Normally, tickets for these trips are sold out well in advance as thousands of people who work in the urban centres join in the big rush back to their hometowns to celebrate the festive occasion.
Besides the established bus companies doing roaring business, there are also others who are given one-off permits to use factory, tourist or even school buses to cope with the high volume of travellers.
Given the high number of express buses criss-crossing the country during the period, sufficient laws are in place by the police, Road Transport Department and Road Safety Department to govern the industry. And due to frequent fatal accidents involving express buses in the last five years, a new set of legislation called the Safety, Health and Environment (SHE) Code of Practice has been added.
This has created greater awareness and concern among operators over passenger safety. There is also the fear of having their permits suspended or revoked in cases where bus accidents result in many deaths.
As far as enforcement is concerned, there seems to be an upsurge during the Ops Sikap safety campaign which runs a week before and a week after the festive season. This year, Ops Sikap has been renamed Ops Selamat.
But for the most part of the year, the problem lies with lax enforcement and this is when accidents involving express buses are reportedly on the rise.
While many bus companies are investing heavily on new fleets of luxury and double-decker buses, they don't seem to be particularly generous when it comes to the welfare of what I consider to be the most important people in the industry – the bus drivers.
I sat down last week with two drivers at Kuala Lumpur's Hang Tuah Bus Station to get their side of the story and true enough, the impression I got was that the people behind the wheel carrying so many lives on long and monotonous journeys are a demotivated lot.
"Do you have basic pay and how many days off do you have in a week?" I asked.
It came as a shock to me to find that they don't even have a basic salary and are on the road most of the week.
They are paid "trip allowances" of RM80 a trip and to take home between RM2,000 and RM3,000 a month, they have to make as many trips as possible, foregoing sleep and rest.
The Consumers' Association of Penang once highlighted the case of bus drivers staying awake with the help of psychotropic pills. It cited the confession of a drug-using driver plying the Kuala Lumpur-Terengganu route for 10 years. With the pill, he said "eyes are awake but the brain is asleep", adding that most drivers tend to speed because they would otherwise feel sleepy.
The bus drivers I spoke with said most accidents tend to happen towards the end of a long journey when the body is fatigued.
A lot of factors have been blamed for fatal express bus accidents but common sense dictates that a sleepy driver is a major cause, and this seems to be ignored by the authorities and industry players.
In cases where the driver also gets killed in an accident, the authorities investigating the tragedy can not determine the cause because a dead men tell no tales.

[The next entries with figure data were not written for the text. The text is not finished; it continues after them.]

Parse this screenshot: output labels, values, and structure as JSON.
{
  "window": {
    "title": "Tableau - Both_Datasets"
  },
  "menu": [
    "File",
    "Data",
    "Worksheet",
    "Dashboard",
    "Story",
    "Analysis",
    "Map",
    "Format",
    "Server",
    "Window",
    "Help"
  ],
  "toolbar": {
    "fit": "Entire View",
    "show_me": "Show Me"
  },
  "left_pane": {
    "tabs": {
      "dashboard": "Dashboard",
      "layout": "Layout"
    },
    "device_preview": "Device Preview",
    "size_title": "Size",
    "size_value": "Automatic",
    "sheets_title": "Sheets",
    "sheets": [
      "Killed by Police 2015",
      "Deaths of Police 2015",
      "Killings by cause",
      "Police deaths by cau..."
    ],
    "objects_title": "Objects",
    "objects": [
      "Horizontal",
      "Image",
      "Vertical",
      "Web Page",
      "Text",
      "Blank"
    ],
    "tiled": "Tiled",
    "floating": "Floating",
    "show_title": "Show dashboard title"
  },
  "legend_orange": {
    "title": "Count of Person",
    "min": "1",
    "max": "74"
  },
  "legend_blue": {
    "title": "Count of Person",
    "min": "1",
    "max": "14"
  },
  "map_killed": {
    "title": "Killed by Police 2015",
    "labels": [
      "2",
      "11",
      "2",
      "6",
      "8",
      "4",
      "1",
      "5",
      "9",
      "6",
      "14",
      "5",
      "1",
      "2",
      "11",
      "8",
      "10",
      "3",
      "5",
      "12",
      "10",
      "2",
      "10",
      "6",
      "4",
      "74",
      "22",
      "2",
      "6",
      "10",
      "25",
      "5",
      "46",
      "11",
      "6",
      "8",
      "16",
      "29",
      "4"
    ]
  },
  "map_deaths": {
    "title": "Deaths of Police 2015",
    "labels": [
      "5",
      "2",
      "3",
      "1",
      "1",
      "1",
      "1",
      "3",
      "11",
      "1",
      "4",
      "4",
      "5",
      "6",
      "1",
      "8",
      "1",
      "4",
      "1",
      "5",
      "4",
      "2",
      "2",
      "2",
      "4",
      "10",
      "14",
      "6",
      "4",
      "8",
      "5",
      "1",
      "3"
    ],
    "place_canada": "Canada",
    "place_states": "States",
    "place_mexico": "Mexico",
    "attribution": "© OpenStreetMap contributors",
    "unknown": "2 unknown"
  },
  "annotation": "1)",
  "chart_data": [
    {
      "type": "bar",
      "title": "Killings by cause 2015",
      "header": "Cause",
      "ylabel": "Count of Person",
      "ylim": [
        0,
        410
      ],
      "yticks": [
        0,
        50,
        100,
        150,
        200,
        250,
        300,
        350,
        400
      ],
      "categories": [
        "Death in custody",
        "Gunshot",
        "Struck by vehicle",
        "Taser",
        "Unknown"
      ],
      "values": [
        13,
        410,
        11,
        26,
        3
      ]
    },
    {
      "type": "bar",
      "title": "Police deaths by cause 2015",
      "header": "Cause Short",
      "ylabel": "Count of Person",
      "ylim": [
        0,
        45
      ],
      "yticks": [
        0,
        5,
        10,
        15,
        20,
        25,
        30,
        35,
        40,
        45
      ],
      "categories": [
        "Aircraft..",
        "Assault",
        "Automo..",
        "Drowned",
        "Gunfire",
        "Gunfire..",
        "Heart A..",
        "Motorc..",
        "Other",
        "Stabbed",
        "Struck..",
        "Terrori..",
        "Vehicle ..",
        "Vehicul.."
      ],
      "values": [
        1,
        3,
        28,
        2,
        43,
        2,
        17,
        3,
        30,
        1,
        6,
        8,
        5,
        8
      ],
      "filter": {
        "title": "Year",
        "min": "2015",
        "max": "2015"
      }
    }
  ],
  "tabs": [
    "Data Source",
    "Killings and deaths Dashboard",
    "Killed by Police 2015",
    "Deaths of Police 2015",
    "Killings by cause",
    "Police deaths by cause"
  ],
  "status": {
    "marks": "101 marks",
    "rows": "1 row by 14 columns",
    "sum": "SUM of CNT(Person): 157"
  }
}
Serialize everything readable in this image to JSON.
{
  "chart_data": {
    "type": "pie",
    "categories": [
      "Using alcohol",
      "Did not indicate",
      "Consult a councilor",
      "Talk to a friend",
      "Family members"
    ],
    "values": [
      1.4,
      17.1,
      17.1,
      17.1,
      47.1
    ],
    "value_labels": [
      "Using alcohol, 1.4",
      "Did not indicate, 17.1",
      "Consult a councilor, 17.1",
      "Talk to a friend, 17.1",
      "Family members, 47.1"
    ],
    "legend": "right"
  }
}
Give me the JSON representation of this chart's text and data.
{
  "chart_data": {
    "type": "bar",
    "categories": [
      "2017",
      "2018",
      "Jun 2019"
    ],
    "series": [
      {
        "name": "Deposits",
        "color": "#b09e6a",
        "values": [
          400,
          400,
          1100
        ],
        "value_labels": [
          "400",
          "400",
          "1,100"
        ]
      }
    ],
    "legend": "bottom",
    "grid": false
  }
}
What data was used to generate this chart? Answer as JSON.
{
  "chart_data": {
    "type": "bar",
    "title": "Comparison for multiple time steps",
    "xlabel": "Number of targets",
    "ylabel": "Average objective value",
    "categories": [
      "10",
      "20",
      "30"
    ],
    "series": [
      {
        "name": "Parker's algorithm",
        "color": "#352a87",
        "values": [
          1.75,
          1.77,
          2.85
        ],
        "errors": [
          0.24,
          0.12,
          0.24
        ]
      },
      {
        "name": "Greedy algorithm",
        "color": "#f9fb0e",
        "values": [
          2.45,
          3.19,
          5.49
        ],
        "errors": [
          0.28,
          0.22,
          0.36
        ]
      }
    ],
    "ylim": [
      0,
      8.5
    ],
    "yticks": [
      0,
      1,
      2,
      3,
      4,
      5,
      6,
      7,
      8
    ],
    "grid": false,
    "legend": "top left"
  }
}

Malaysia's worst ever road accident occurred at 4.20am on Aug 13, 2007 when an express bus from Johor Baru skidded and overturned near Bukit Gantang in Perak, killing 20 people including the driver.
According to co-driver V. Veeraman, the driver Rohizan Abu Bakar, had driven 700km over nine hours with only a brief break in between on that fateful day.
Although the two-driver regulation was in place then, it proved to be useless because, according to Veeraman, he himself was fast asleep when the accident happened.
On Dec 26, 2009, 10 passengers died when the express bus they were travelling in crashed through a guardrail near the Ipoh toll plaza. Driver Mohd Kamil Rashid told police he was sleepy at the time of the crash. Being sleepy proved to be no defence as Mohd Kamil is now serving a four-year jail sentence.
There is no excuse whatsoever for a co-driver, who is supposed to take over in the event the first driver becomes tired or sleepy, to be fast asleep as in the Bukit Gantang tragedy.
The fact that this is still happening goes to show that bus companies have done little or nothing to give their drivers a better deal.
To enhance road safety, the government set up a Road Safety Department a few years ago. But this department has not been able to enforce the mandatory use of safety belts on board express buses, despite the high death toll in crashes. If such regulations can be enforced on car drivers and passengers, why not on express bus passengers and drivers?
I'm told that this is because many buses have plywood flooring which is not strong enough to retrofit anchorage points for seat belts. This means that, although on the outside our express buses look tough and modern, the flooring is not up to international standards and poses high safety risks.
The Transport Ministry should revisit this aspect given the vulnerability of these vehicles. It's also time for another rule to enhance the status of bus drivers through more caring incentives.
Everyone must play their part in ensuring safe travel this festive season.